Тьма поглотила меня, а вместе с полом исчезла и Моника. Её силуэт растворился в темноте, не оставив ничего, кроме воспоминания. Сердце ушло в пятки, и я поняла: нет, только не снова, только не это. Я поняла, что сейчас будет. Я вспомнила, как падала тогда — с высоты, с реальной высоты, в реальную боль. Эта память выжгла себя в моём восприятии, она уже не просто воспоминание, она часть тела. Я зажмурила глаза, молилась чему-то, чего не знала, и летела. Но удара не последовало.
Вместо него — мягкость. Неестественная. Как будто меня приняло нечто живое, дышащее, вязкое. Я открыла глаза, и это далось как акт воли. Передо мной была высокая комната, вытянутая, как шахта, освещённая тускло-зелёными лампами, с потолком, уходящим ввысь. Здесь, впервые за долгое время, я почувствовала воздух — тяжёлый, влажный, с привкусом времени.
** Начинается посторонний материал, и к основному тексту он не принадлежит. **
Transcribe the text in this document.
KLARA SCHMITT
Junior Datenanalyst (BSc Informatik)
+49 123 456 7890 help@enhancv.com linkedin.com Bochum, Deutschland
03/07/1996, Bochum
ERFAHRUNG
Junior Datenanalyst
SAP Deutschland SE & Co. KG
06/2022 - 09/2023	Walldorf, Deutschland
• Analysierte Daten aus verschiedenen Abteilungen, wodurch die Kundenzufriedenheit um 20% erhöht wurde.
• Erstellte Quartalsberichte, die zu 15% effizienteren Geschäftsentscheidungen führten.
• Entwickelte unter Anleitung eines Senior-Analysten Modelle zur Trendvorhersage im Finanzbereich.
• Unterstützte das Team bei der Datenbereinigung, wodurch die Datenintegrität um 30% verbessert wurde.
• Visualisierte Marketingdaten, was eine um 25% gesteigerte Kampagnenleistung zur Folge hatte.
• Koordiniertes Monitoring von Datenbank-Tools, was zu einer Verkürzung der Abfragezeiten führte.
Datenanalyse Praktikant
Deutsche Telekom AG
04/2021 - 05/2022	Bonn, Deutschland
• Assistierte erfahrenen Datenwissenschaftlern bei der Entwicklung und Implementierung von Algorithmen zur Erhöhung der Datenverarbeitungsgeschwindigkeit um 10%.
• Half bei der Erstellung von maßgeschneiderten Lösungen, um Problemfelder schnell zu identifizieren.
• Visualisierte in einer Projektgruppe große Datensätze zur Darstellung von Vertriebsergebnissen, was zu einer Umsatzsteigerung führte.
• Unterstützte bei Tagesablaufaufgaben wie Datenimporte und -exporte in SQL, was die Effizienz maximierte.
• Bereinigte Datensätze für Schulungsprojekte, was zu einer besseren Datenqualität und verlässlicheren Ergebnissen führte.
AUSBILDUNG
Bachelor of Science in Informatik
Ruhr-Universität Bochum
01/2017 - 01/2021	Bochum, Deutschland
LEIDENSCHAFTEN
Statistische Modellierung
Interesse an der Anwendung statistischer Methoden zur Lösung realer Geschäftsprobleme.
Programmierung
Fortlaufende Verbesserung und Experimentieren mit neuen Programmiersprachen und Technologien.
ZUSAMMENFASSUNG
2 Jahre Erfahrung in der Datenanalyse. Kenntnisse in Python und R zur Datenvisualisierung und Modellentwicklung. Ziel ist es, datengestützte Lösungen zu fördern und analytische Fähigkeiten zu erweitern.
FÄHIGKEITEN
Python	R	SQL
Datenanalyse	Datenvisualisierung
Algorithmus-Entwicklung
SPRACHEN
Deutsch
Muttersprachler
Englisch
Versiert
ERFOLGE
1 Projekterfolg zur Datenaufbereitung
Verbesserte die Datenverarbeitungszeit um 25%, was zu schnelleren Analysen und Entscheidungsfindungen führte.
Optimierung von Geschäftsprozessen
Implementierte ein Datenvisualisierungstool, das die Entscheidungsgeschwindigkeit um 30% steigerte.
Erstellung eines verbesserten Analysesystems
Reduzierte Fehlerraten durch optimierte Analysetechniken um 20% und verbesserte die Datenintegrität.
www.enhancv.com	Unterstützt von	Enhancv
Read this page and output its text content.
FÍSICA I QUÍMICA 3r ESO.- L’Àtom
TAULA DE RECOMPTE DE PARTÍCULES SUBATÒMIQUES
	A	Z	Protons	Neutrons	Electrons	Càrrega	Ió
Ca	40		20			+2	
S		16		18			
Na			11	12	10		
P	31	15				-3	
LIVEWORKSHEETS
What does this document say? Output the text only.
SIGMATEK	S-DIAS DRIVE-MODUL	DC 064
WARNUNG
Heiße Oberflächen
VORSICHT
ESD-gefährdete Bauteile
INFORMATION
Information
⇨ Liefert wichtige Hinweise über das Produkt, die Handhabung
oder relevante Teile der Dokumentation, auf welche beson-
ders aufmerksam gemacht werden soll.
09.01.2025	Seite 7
И аромат — такой отчётливый, такой реальный, что я замерла.
Булочки. Тёплые, с изюмом, с золотистой корочкой, с той сладостью, что проникает в грудную клетку, минуя рот. В голове вспыхнула картинка, будто старая видеоплёнка: я увидела женщину с чёрными волосами, её руки в муке; она вытаскивала противень, и пар поднимался, обволакивая всё вокруг. Её тёмно-синее платье, облачённое в зелёный фартук, мягко развеивало дым воспоминания. Я улыбнулась, почти против воли, как будто не я, а моё тело откликалось на это тепло.
Но я почувствовала, что подо мной не было подушек. Я посмотрела вниз и увидела чёрную слизь. Она шевелилась. Она напоминала ту самую, что осталась после безногого существа, умершего, испустив безмолвный крик в пустоту. Паника ударила, как током. Я задергалась, пытаясь встать, вырваться. Но слизь тянулась. Она оживала. Из неё начинали вырастать руки — длинные, холодные. Они хватали меня за лодыжки с нежностью влюблённого монстра.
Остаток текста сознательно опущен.